The History of Brown County
In October, 1854, four men came to the home of Joseph La Framboise on the Minnesota River four miles below Fort Ridgely. The men were part of a group seeking a place for settlement by the Chicago Land Verein. Friendly La Framboise suggested a site for their settlement at the present location of New Ulm, but the first winter was spent at an abandoned Indian village in present Milford Township. This was near La Framboise, and close to Fort Ridgely for supplies and protection.
In the Spring of 1855, the Chicago colonists moved to the present location of New Ulm. The name "New Ulm" was chosen because many of the colonists came from the City of Ulm in Wurtemberg Province, Germany.
In February, 1855, the Territorial Legislature established Brown County, an area formerly in Blue Earth County. The size of territorial Brown County was enormous, covering forty-two thousand square miles, west to Missouri River, and south to Iowa. Northward it included the Sioux reservation lands south of the Minnesota River as far as Big Stone Lake to the northwest. After Minnesota became a state in 1858, Brown County was frequently reduced in size as new counties were created. It has remained at its present size since 1865.
The county was named for Joseph Renshaw Brown, who came to Minnesota in 1819, and became well known as a trader, businessman, politician, speculator, and inventor. In 1855 he was a member of the Territorial Council when the county was created.
On February 18, 1856, the Territorial Legislature declared Brown County an organized county and established New Ulm as the county seat.
In October, 1856, the first county election was held and the Board of County Commissioners had a meeting of three members.
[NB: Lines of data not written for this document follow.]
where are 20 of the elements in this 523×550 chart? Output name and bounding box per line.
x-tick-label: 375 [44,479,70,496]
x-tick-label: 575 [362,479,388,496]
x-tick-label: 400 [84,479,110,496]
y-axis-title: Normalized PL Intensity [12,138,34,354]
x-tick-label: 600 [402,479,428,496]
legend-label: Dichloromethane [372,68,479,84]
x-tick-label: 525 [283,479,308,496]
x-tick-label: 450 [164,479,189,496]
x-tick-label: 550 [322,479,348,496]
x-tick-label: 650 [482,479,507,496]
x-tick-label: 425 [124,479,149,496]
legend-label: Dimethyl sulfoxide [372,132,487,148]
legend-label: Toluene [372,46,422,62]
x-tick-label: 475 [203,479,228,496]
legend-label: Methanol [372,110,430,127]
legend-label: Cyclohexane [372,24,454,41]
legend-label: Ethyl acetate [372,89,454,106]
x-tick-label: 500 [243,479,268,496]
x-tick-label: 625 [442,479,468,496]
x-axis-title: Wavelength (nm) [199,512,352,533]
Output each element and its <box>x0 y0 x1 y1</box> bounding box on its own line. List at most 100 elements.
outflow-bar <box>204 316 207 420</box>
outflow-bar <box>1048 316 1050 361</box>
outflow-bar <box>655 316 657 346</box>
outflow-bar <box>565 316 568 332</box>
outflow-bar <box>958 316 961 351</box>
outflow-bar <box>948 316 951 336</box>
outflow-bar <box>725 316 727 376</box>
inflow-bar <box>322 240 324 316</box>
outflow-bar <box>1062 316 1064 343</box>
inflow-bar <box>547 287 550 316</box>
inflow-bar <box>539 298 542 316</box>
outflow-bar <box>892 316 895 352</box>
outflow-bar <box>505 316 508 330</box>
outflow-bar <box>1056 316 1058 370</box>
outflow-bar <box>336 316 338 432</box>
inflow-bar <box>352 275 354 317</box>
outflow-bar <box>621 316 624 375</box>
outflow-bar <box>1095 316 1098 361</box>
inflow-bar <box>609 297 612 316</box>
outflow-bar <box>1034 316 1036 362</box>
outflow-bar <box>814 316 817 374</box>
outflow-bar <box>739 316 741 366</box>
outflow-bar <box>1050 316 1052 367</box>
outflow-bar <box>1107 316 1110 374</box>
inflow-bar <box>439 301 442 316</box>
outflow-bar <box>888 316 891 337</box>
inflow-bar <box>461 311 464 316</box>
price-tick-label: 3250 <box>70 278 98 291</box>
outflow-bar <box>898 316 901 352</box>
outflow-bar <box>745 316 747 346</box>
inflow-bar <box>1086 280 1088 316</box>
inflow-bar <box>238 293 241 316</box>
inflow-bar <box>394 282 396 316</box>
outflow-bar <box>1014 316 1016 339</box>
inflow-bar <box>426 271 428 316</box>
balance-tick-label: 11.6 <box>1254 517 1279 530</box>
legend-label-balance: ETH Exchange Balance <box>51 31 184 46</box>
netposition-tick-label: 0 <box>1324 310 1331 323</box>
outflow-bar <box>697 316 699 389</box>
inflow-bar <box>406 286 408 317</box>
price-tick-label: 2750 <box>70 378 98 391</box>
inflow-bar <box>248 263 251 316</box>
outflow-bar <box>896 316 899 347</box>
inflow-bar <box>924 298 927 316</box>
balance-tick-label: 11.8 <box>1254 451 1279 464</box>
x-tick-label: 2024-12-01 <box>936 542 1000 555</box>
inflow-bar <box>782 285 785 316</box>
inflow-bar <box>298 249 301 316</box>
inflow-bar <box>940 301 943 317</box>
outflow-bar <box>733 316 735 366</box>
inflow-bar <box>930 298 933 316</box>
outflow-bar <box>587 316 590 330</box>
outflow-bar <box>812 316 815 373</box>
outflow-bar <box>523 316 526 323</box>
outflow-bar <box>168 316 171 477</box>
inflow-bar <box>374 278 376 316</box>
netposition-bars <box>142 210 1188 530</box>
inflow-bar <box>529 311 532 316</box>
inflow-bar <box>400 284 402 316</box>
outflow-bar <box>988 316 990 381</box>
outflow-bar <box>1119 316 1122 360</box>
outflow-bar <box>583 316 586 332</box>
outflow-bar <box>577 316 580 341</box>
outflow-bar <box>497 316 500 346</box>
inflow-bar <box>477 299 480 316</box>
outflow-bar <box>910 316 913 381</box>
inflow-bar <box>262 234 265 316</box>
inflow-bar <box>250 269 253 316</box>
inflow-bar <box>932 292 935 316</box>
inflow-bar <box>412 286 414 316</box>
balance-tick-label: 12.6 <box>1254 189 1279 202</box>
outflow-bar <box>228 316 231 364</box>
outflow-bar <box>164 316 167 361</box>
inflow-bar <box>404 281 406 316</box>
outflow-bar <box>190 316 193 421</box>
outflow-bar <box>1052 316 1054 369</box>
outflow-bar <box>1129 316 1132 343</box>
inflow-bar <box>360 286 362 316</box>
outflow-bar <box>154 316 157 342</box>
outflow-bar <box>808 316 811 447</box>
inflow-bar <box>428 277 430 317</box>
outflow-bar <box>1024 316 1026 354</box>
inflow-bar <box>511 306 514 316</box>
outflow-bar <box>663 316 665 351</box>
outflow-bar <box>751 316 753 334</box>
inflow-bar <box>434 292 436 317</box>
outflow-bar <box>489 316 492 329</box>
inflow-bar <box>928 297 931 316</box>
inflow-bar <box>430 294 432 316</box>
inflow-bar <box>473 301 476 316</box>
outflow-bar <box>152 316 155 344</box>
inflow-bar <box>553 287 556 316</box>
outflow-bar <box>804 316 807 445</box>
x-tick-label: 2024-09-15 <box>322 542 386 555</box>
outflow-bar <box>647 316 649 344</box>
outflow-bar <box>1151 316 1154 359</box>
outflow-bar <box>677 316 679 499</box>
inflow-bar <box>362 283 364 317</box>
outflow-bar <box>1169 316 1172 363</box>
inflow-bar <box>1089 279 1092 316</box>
The commissioner system was replaced for a short time from 1858 to 1860 by a Board of County Supervisors. In 1860 the commissioner system was restored and in 1869 the membership increased to its present five members, a standard number in Minnesota with 85 of the 87 counties using this system.
The coming of the Civil War in 1861 saw many volunteers leaving the sparsely settled county. When the Sioux uprising occurred in August, 1862, the settlers were ill-prepared for self-protection. Many who were able to seek safety in flight from lesser settled regions came to New Ulm, for one week from August 18th to the 25th, with but few weapons for defense, they built barricades within the center of town and were engaged in two battles. By August 25th, when New Ulm was temporarily evacuated, over one hundred and forty were dead in the county and the loss of property was enormous.
Before 1864, the Sioux Reservation land, which came to a point on the Little Cottonwood River about four miles above Lake Hanska, cut a huge wedge out of Brown County. This greatly impeded settlement to the west. This reservation land was opened to settlement after the uprising.
Earliest settlement, mostly by Germans, was made along the Minnesota and Cottonwood Rivers and the adjacent prairies. As early as 1856, however, the Norwegians discovered the beautiful lake county in the southeastern Brown County. The largest of these lakes, Lake Hanska, meaning "long", retains its Sioux Indian name today.
Other nationalities soon followed the Germans and the Norwegians to Brown County. In 1860 a considerable number of Yankees lived along the Cottonwood in present Stark Township. Irish, Danish and English immigrants also came, settling mostly in western Brown County after 1866.
An impetus was given to expanded settlement by the coming of the railroad to the county in 1872. By 1877 it extended west from New Ulm to Springfield. The next year a spur was extended northwest of Sleepy Eye to Evan in Prairieville Township. By 1899 railroad transportation covered the south part of the county with stations in Comfrey in Bashaw Township and Hanska in Lake Hanska Township.
Cottonwood, Leavenworth and Milford Townships were organized in 1858, Linden in 1859. Sigel in 1862, Home In 1866, Eden in 1867, Stark in 1868, Prairieville, Lake Hanska and Albin in 1870, Burnstown and Mulligan in 1871, North Star in 1873, and Stately in 1879. New Ulm was incorporated in 1857, Sleepy Eye in 1878, Springfield in 1881, Comfrey in 1900, Hanska in 1901 and Evan in Cobden in 1904.
The geography of Brown County varies from the lake country in the southeast to the bluffs and wooded ridges along the Minnesota and Cottonwood Rivers to the gently rolling plains and fields of western Brown County
Brown County is agriculturally oriented.